Issue:
Our aim is to reduce logging to control data ingestion by 'PutLogEvent' metrics of CW. In past when we ran our glue job against a 35GB data size, we got a billed ~2K for cloudwatch most of which came by 'PutLogEvent'.
Action Taken:
We have a glue pyspark job using glue script editor for which we have disabled 'Job Metrics', 'Job observability metrics' and 'continuous logging' options. Our understanding was, this won't create any log groups in CW. But it turned out that it still creates '/aws-glue/jobs/error' and '/aws-glue/jobs/output' metrics in CW.

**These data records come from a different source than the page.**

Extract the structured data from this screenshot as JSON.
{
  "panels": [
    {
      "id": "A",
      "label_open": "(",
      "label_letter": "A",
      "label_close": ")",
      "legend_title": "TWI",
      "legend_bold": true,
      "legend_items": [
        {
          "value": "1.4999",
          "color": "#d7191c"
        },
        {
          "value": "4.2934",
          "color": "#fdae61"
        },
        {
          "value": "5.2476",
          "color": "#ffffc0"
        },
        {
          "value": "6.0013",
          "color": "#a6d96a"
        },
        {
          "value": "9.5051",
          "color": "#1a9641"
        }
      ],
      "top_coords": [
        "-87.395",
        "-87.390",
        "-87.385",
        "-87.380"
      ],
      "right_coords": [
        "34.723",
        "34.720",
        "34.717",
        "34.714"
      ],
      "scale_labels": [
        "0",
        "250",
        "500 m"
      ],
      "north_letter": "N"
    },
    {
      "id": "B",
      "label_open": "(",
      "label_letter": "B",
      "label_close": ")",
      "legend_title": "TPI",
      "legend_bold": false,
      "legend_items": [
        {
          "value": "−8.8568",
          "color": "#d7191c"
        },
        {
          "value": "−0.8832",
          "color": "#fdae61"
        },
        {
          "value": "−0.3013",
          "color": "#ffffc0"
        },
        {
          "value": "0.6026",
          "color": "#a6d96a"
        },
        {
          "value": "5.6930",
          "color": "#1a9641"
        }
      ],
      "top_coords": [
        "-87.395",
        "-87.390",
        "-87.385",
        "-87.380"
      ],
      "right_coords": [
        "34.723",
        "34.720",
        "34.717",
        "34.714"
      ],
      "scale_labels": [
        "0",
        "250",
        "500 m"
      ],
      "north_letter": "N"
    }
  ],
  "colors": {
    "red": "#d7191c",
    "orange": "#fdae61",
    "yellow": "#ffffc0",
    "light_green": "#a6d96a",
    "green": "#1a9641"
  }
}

We have also defined custom log4j2 file based on recommendation from AWS, to report logs on ERROR level, but we still see INFO level logs for driver and executors.
Help/pointers needed:
Is creation of '/aws-glue/jobs/error' and '/aws-glue/jobs/output' metrics to report system/infra logs un-avoidable for Glue job?

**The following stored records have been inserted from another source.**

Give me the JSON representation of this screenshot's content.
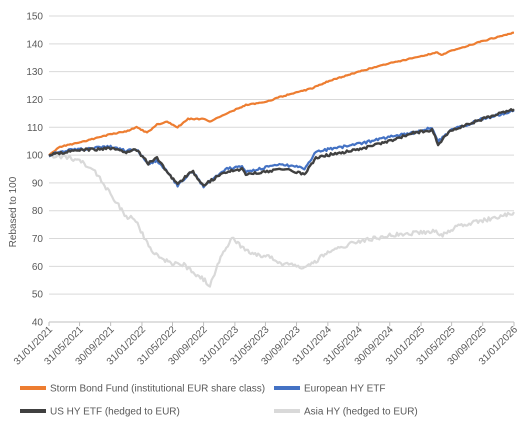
{
  "chart_data": {
    "type": "line",
    "title": "",
    "xlabel": "",
    "ylabel": "Rebased to 100",
    "ylim": [
      40,
      150
    ],
    "yticks": [
      40,
      50,
      60,
      70,
      80,
      90,
      100,
      110,
      120,
      130,
      140,
      150
    ],
    "x_range": [
      "2021-01-31",
      "2026-01-31"
    ],
    "xticks": [
      {
        "date": "2021-01-31",
        "label": "31/01/2021"
      },
      {
        "date": "2021-05-31",
        "label": "31/05/2021"
      },
      {
        "date": "2021-09-30",
        "label": "30/09/2021"
      },
      {
        "date": "2022-01-31",
        "label": "31/01/2022"
      },
      {
        "date": "2022-05-31",
        "label": "31/05/2022"
      },
      {
        "date": "2022-09-30",
        "label": "30/09/2022"
      },
      {
        "date": "2023-01-31",
        "label": "31/01/2023"
      },
      {
        "date": "2023-05-31",
        "label": "31/05/2023"
      },
      {
        "date": "2023-09-30",
        "label": "30/09/2023"
      },
      {
        "date": "2024-01-31",
        "label": "31/01/2024"
      },
      {
        "date": "2024-05-31",
        "label": "31/05/2024"
      },
      {
        "date": "2024-09-30",
        "label": "30/09/2024"
      },
      {
        "date": "2025-01-31",
        "label": "31/01/2025"
      },
      {
        "date": "2025-05-31",
        "label": "31/05/2025"
      },
      {
        "date": "2025-09-30",
        "label": "30/09/2025"
      },
      {
        "date": "2026-01-31",
        "label": "31/01/2026"
      }
    ],
    "grid": "horizontal",
    "legend_position": "bottom",
    "series": [
      {
        "name": "Storm Bond Fund (institutional EUR share class)",
        "color": "#ED7D31",
        "points": [
          [
            "2021-01-31",
            100
          ],
          [
            "2021-03-15",
            103
          ],
          [
            "2021-05-31",
            104.5
          ],
          [
            "2021-07-31",
            106
          ],
          [
            "2021-09-30",
            107.5
          ],
          [
            "2021-11-30",
            108.5
          ],
          [
            "2022-01-10",
            110
          ],
          [
            "2022-02-20",
            108
          ],
          [
            "2022-03-31",
            111
          ],
          [
            "2022-05-10",
            112
          ],
          [
            "2022-06-20",
            110
          ],
          [
            "2022-07-31",
            113
          ],
          [
            "2022-09-30",
            113
          ],
          [
            "2022-10-25",
            112
          ],
          [
            "2022-12-31",
            115
          ],
          [
            "2023-03-15",
            118
          ],
          [
            "2023-05-31",
            119
          ],
          [
            "2023-07-31",
            121
          ],
          [
            "2023-09-30",
            122.5
          ],
          [
            "2023-11-30",
            124
          ],
          [
            "2024-01-31",
            126.5
          ],
          [
            "2024-05-31",
            130
          ],
          [
            "2024-09-30",
            133
          ],
          [
            "2025-01-31",
            135.5
          ],
          [
            "2025-04-05",
            137
          ],
          [
            "2025-04-20",
            136
          ],
          [
            "2025-05-31",
            137.5
          ],
          [
            "2025-09-30",
            141
          ],
          [
            "2026-01-31",
            144
          ]
        ]
      },
      {
        "name": "European HY ETF",
        "color": "#4472C4",
        "points": [
          [
            "2021-01-31",
            100
          ],
          [
            "2021-03-31",
            101.5
          ],
          [
            "2021-05-31",
            102
          ],
          [
            "2021-07-31",
            102.5
          ],
          [
            "2021-09-30",
            103
          ],
          [
            "2021-11-30",
            101.5
          ],
          [
            "2022-01-10",
            102
          ],
          [
            "2022-02-25",
            97
          ],
          [
            "2022-03-31",
            98
          ],
          [
            "2022-04-30",
            95
          ],
          [
            "2022-06-20",
            89
          ],
          [
            "2022-07-31",
            93
          ],
          [
            "2022-08-20",
            94
          ],
          [
            "2022-09-30",
            88.5
          ],
          [
            "2022-10-31",
            91
          ],
          [
            "2022-12-31",
            95
          ],
          [
            "2023-02-28",
            96
          ],
          [
            "2023-03-15",
            94
          ],
          [
            "2023-05-31",
            95.5
          ],
          [
            "2023-07-31",
            96.5
          ],
          [
            "2023-09-30",
            96
          ],
          [
            "2023-10-31",
            95
          ],
          [
            "2023-12-15",
            101
          ],
          [
            "2024-01-31",
            102
          ],
          [
            "2024-05-31",
            104
          ],
          [
            "2024-09-30",
            106.5
          ],
          [
            "2024-12-31",
            108
          ],
          [
            "2025-03-15",
            110
          ],
          [
            "2025-04-08",
            105
          ],
          [
            "2025-05-31",
            109
          ],
          [
            "2025-09-30",
            113
          ],
          [
            "2026-01-31",
            116
          ]
        ]
      },
      {
        "name": "US HY ETF (hedged to EUR)",
        "color": "#404040",
        "points": [
          [
            "2021-01-31",
            100
          ],
          [
            "2021-03-31",
            101
          ],
          [
            "2021-05-31",
            102
          ],
          [
            "2021-07-31",
            102
          ],
          [
            "2021-09-30",
            102.5
          ],
          [
            "2021-11-30",
            101
          ],
          [
            "2022-01-10",
            102
          ],
          [
            "2022-02-25",
            97
          ],
          [
            "2022-03-31",
            99
          ],
          [
            "2022-04-30",
            95
          ],
          [
            "2022-06-20",
            89.5
          ],
          [
            "2022-07-31",
            93
          ],
          [
            "2022-08-20",
            94
          ],
          [
            "2022-09-30",
            89
          ],
          [
            "2022-10-31",
            91
          ],
          [
            "2022-12-31",
            94
          ],
          [
            "2023-02-28",
            95
          ],
          [
            "2023-03-15",
            93
          ],
          [
            "2023-05-31",
            94
          ],
          [
            "2023-07-31",
            95
          ],
          [
            "2023-09-30",
            94
          ],
          [
            "2023-10-31",
            93
          ],
          [
            "2023-12-15",
            99
          ],
          [
            "2024-01-31",
            100
          ],
          [
            "2024-05-31",
            102
          ],
          [
            "2024-09-30",
            105
          ],
          [
            "2024-12-31",
            108
          ],
          [
            "2025-03-15",
            109
          ],
          [
            "2025-04-08",
            104
          ],
          [
            "2025-05-31",
            109
          ],
          [
            "2025-09-30",
            113
          ],
          [
            "2026-01-31",
            116.5
          ]
        ]
      },
      {
        "name": "Asia HY (hedged to EUR)",
        "color": "#D9D9D9",
        "points": [
          [
            "2021-01-31",
            100
          ],
          [
            "2021-03-31",
            99.5
          ],
          [
            "2021-05-31",
            98
          ],
          [
            "2021-07-31",
            94
          ],
          [
            "2021-08-31",
            90
          ],
          [
            "2021-09-30",
            86
          ],
          [
            "2021-10-31",
            82
          ],
          [
            "2021-11-30",
            78
          ],
          [
            "2021-12-31",
            77
          ],
          [
            "2022-01-20",
            74
          ],
          [
            "2022-02-15",
            69
          ],
          [
            "2022-03-10",
            66
          ],
          [
            "2022-04-15",
            63
          ],
          [
            "2022-05-31",
            61
          ],
          [
            "2022-07-15",
            60.5
          ],
          [
            "2022-08-20",
            58
          ],
          [
            "2022-10-05",
            55
          ],
          [
            "2022-10-25",
            53
          ],
          [
            "2022-11-30",
            62
          ],
          [
            "2023-01-20",
            70
          ],
          [
            "2023-02-28",
            67
          ],
          [
            "2023-04-15",
            64
          ],
          [
            "2023-05-31",
            64
          ],
          [
            "2023-07-31",
            61
          ],
          [
            "2023-09-30",
            60
          ],
          [
            "2023-10-31",
            59
          ],
          [
            "2024-01-31",
            65
          ],
          [
            "2024-05-31",
            69
          ],
          [
            "2024-09-30",
            71
          ],
          [
            "2024-12-31",
            72
          ],
          [
            "2025-03-31",
            72.5
          ],
          [
            "2025-04-20",
            71
          ],
          [
            "2025-06-15",
            74
          ],
          [
            "2025-09-30",
            76.5
          ],
          [
            "2026-01-31",
            79.5
          ]
        ]
      }
    ]
  }
}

Is there any way we can change the verbose to only log ERROR? or any other option to reduce log size? We are unsure about re-running the job against 35GB of data given the CW bill.
Any help is appreciated, TIA!
Hi Brian, I've followed the document you shared & changed log group of my existing glue job by passing mentioned job parameter. But I see that now logs get generated in both /aws-glue/jobs/error & /aws-glue/jobs/logs-v2-infrequent-access log groups. Is this expected? Also, for 'logs-v2-infrequent-access' to work, we need to enable continuous logging option from glue job, which we are hesitant to do given the cost and how we cannot change the verbose of system logs. Is there any other way by which we can log only ERROR level? Is cloudwatch custom metric an option here? Does it ingest all logs first then apply filter?